Händler: "Nun ist erst einmal Abwarten angesagt"
Dow Jones geht schwach aus dem Handel

Nach der jüngsten Kursrally an der Wall Street haben die Anleger am Mittwoch Gewinne mitgenommen. Besonders die Standardwerte verzeichneten Kursverluste, nachdem ein negativer Analystenkommentar zum Tabak-Riesen Altria den gesamten Sektor belastet hatte. Der Dow-Jones-Index schloss um 0,73 Prozent niedriger bei rund 9156 Zählern, der breiter gefasste S&P-Index verlor 0,56 Prozent auf rund 1002 Zählern. Der Index der Technologiebörse Nasdaq ging kaum verändert bei gut 1747 Punkten aus dem Handel.

Reuters NEW YORK. Hoffnungen auf eine Erholung der US-Konjunktur und der Unternehmensgewinne hatten die Wall Street in den vergangenen vier Monaten beflügelt. Vor allem Technologiewerte hatten dabei kräftig zulegt. „Nun ist erst einmal Abwarten angesagt im Vorfeld wichtiger Unternehmenszahlen, die vor allem nächste Woche anstehen“, sagte Brian Williamson, Händler bei The Boston Co. Asset Management. In der Zwischenzeit komme es zu Gewinnmitnahmen. Als erstes großes Technologieunternehmen wollte das Internetunternehmen Yahoo nach Börsenschluss Geschäftszahlen vorlegen.

Aktien des Tabak-Sektors gehörten am Mittwoch zu den großen Verlierern. Altria-Aktien verloren knapp 6 Prozent auf 44 Dollar. Zuvor hatte die Investmentbank Morgan Stanley auf Gefahren hingewiesen, die die Geschäfte des Konzerns belasten könnten.

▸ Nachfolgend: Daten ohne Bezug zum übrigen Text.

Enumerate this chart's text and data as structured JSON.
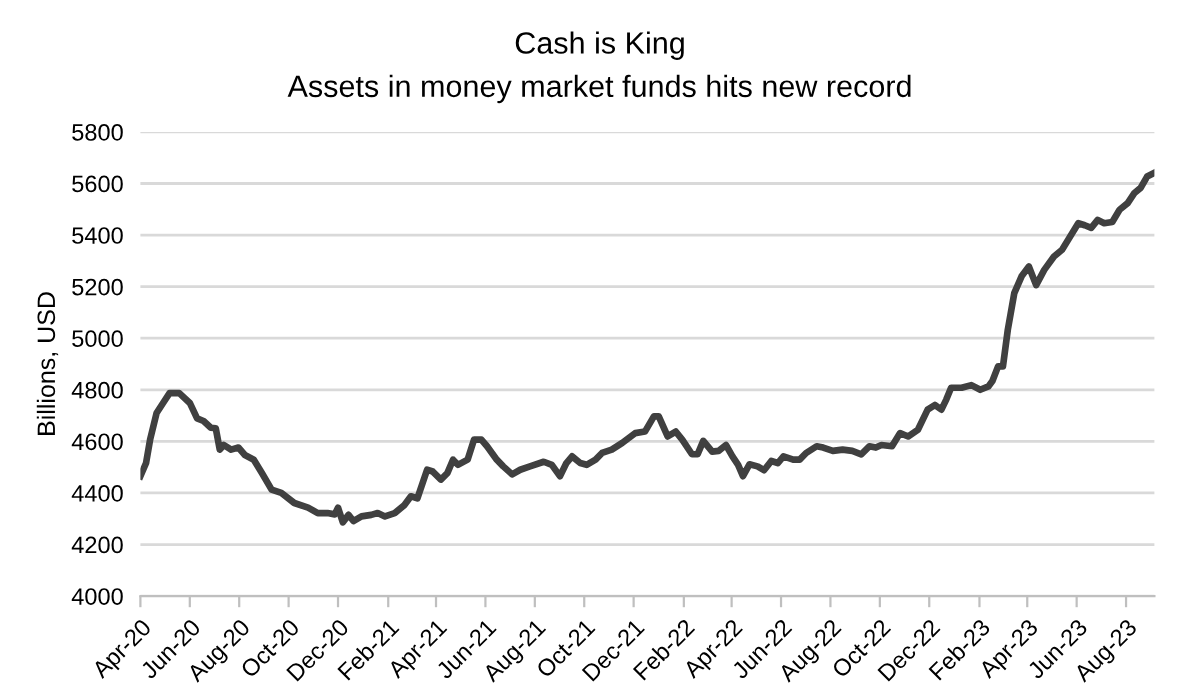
{
  "chart_data": {
    "type": "line",
    "title": "Cash is King",
    "subtitle": "Assets in money market funds hits new record",
    "ylabel": "Billions, USD",
    "x": [
      "2020-04-01",
      "2020-04-08",
      "2020-04-13",
      "2020-04-21",
      "2020-04-29",
      "2020-05-07",
      "2020-05-19",
      "2020-06-01",
      "2020-06-10",
      "2020-06-18",
      "2020-06-27",
      "2020-07-03",
      "2020-07-08",
      "2020-07-13",
      "2020-07-22",
      "2020-07-31",
      "2020-08-08",
      "2020-08-19",
      "2020-08-29",
      "2020-09-10",
      "2020-09-22",
      "2020-10-08",
      "2020-10-25",
      "2020-11-06",
      "2020-11-18",
      "2020-11-27",
      "2020-12-01",
      "2020-12-07",
      "2020-12-14",
      "2020-12-20",
      "2020-12-30",
      "2021-01-11",
      "2021-01-19",
      "2021-01-28",
      "2021-02-09",
      "2021-02-21",
      "2021-03-01",
      "2021-03-09",
      "2021-03-21",
      "2021-03-28",
      "2021-04-07",
      "2021-04-15",
      "2021-04-22",
      "2021-04-28",
      "2021-05-10",
      "2021-05-18",
      "2021-05-27",
      "2021-06-03",
      "2021-06-15",
      "2021-06-23",
      "2021-07-04",
      "2021-07-14",
      "2021-07-26",
      "2021-08-12",
      "2021-08-22",
      "2021-09-01",
      "2021-09-09",
      "2021-09-16",
      "2021-09-26",
      "2021-10-04",
      "2021-10-15",
      "2021-10-23",
      "2021-11-04",
      "2021-11-17",
      "2021-12-03",
      "2021-12-15",
      "2021-12-26",
      "2022-01-01",
      "2022-01-12",
      "2022-01-22",
      "2022-01-30",
      "2022-02-11",
      "2022-02-18",
      "2022-02-25",
      "2022-03-08",
      "2022-03-16",
      "2022-03-25",
      "2022-04-02",
      "2022-04-09",
      "2022-04-15",
      "2022-04-23",
      "2022-05-03",
      "2022-05-11",
      "2022-05-20",
      "2022-05-28",
      "2022-06-04",
      "2022-06-16",
      "2022-06-24",
      "2022-07-02",
      "2022-07-15",
      "2022-07-23",
      "2022-08-04",
      "2022-08-16",
      "2022-08-28",
      "2022-09-08",
      "2022-09-18",
      "2022-09-26",
      "2022-10-03",
      "2022-10-16",
      "2022-10-26",
      "2022-11-05",
      "2022-11-17",
      "2022-11-29",
      "2022-12-08",
      "2022-12-16",
      "2022-12-22",
      "2022-12-28",
      "2023-01-10",
      "2023-01-22",
      "2023-02-02",
      "2023-02-12",
      "2023-02-17",
      "2023-02-24",
      "2023-03-02",
      "2023-03-08",
      "2023-03-16",
      "2023-03-25",
      "2023-04-03",
      "2023-04-12",
      "2023-04-22",
      "2023-05-04",
      "2023-05-14",
      "2023-05-24",
      "2023-06-03",
      "2023-06-11",
      "2023-06-19",
      "2023-06-27",
      "2023-07-05",
      "2023-07-15",
      "2023-07-24",
      "2023-08-03",
      "2023-08-11",
      "2023-08-19",
      "2023-08-27",
      "2023-09-04"
    ],
    "series": [
      {
        "color": "#404040",
        "values": [
          4465,
          4516,
          4607,
          4710,
          4749,
          4787,
          4787,
          4749,
          4689,
          4679,
          4653,
          4651,
          4568,
          4586,
          4568,
          4576,
          4547,
          4529,
          4477,
          4413,
          4400,
          4361,
          4343,
          4322,
          4322,
          4317,
          4343,
          4286,
          4315,
          4291,
          4309,
          4315,
          4322,
          4309,
          4322,
          4353,
          4387,
          4379,
          4490,
          4483,
          4452,
          4477,
          4529,
          4509,
          4529,
          4607,
          4607,
          4581,
          4529,
          4503,
          4472,
          4490,
          4503,
          4521,
          4509,
          4465,
          4516,
          4542,
          4516,
          4509,
          4529,
          4555,
          4568,
          4594,
          4632,
          4638,
          4697,
          4697,
          4619,
          4638,
          4607,
          4550,
          4550,
          4602,
          4560,
          4563,
          4586,
          4542,
          4509,
          4465,
          4511,
          4503,
          4488,
          4524,
          4516,
          4542,
          4529,
          4529,
          4555,
          4581,
          4576,
          4563,
          4568,
          4563,
          4550,
          4581,
          4576,
          4586,
          4581,
          4632,
          4619,
          4645,
          4723,
          4741,
          4723,
          4762,
          4808,
          4808,
          4818,
          4800,
          4813,
          4834,
          4891,
          4891,
          5033,
          5175,
          5240,
          5278,
          5206,
          5265,
          5317,
          5343,
          5394,
          5446,
          5438,
          5428,
          5459,
          5446,
          5451,
          5498,
          5524,
          5562,
          5583,
          5627,
          5640
        ]
      }
    ],
    "xlim": [
      "2020-04-01",
      "2023-09-05"
    ],
    "xticks": [
      {
        "value": "2020-04-01",
        "label": "Apr-20"
      },
      {
        "value": "2020-06-01",
        "label": "Jun-20"
      },
      {
        "value": "2020-08-01",
        "label": "Aug-20"
      },
      {
        "value": "2020-10-01",
        "label": "Oct-20"
      },
      {
        "value": "2020-12-01",
        "label": "Dec-20"
      },
      {
        "value": "2021-02-01",
        "label": "Feb-21"
      },
      {
        "value": "2021-04-01",
        "label": "Apr-21"
      },
      {
        "value": "2021-06-01",
        "label": "Jun-21"
      },
      {
        "value": "2021-08-01",
        "label": "Aug-21"
      },
      {
        "value": "2021-10-01",
        "label": "Oct-21"
      },
      {
        "value": "2021-12-01",
        "label": "Dec-21"
      },
      {
        "value": "2022-02-01",
        "label": "Feb-22"
      },
      {
        "value": "2022-04-01",
        "label": "Apr-22"
      },
      {
        "value": "2022-06-01",
        "label": "Jun-22"
      },
      {
        "value": "2022-08-01",
        "label": "Aug-22"
      },
      {
        "value": "2022-10-01",
        "label": "Oct-22"
      },
      {
        "value": "2022-12-01",
        "label": "Dec-22"
      },
      {
        "value": "2023-02-01",
        "label": "Feb-23"
      },
      {
        "value": "2023-04-01",
        "label": "Apr-23"
      },
      {
        "value": "2023-06-01",
        "label": "Jun-23"
      },
      {
        "value": "2023-08-01",
        "label": "Aug-23"
      }
    ],
    "ylim": [
      4000,
      5800
    ],
    "yticks": [
      4000,
      4200,
      4400,
      4600,
      4800,
      5000,
      5200,
      5400,
      5600,
      5800
    ],
    "grid": "y",
    "legend": false,
    "marker": "none",
    "line_style": "solid"
  }
}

Microsoft-Titel verloren 0,8 Prozent auf 27,47 Dollar. Der Software-Gigant hatte am Vortag angekündigt, an seine Mitarbeiter künftig keine Aktienoptionen mehr, sondern direkt Aktien auszugeben. Diese müssen anders als Optionen als Kosten verbucht werden, was die Gewinne schmälert.

Gegen den Markttrend legten die Aktien des Netzwerkausrüsters Cisco knapp 0,4 Prozent auf 18,80 Dollar zu. Sie gehörten zu den am meisten gehandelten Titel an der Nasdaq. Der Cisco-Chef war zuvor in einer niederländischen Zeitung mit den Worten zitiert worden, er erwarte eine Erholung des Informationstechnologie-Marktes binnen Monaten. Konzernvertreter sprachen daraufhin von einer Fehlinterpretation. Der Cisco-Chef habe lediglich darauf hingewiesen, dass Unternehmen üblicherweise ihre Technologieinvestitionen hochfahren, zwei bis vier Monate nachdem ihre Geschäfte spürbar besser laufen.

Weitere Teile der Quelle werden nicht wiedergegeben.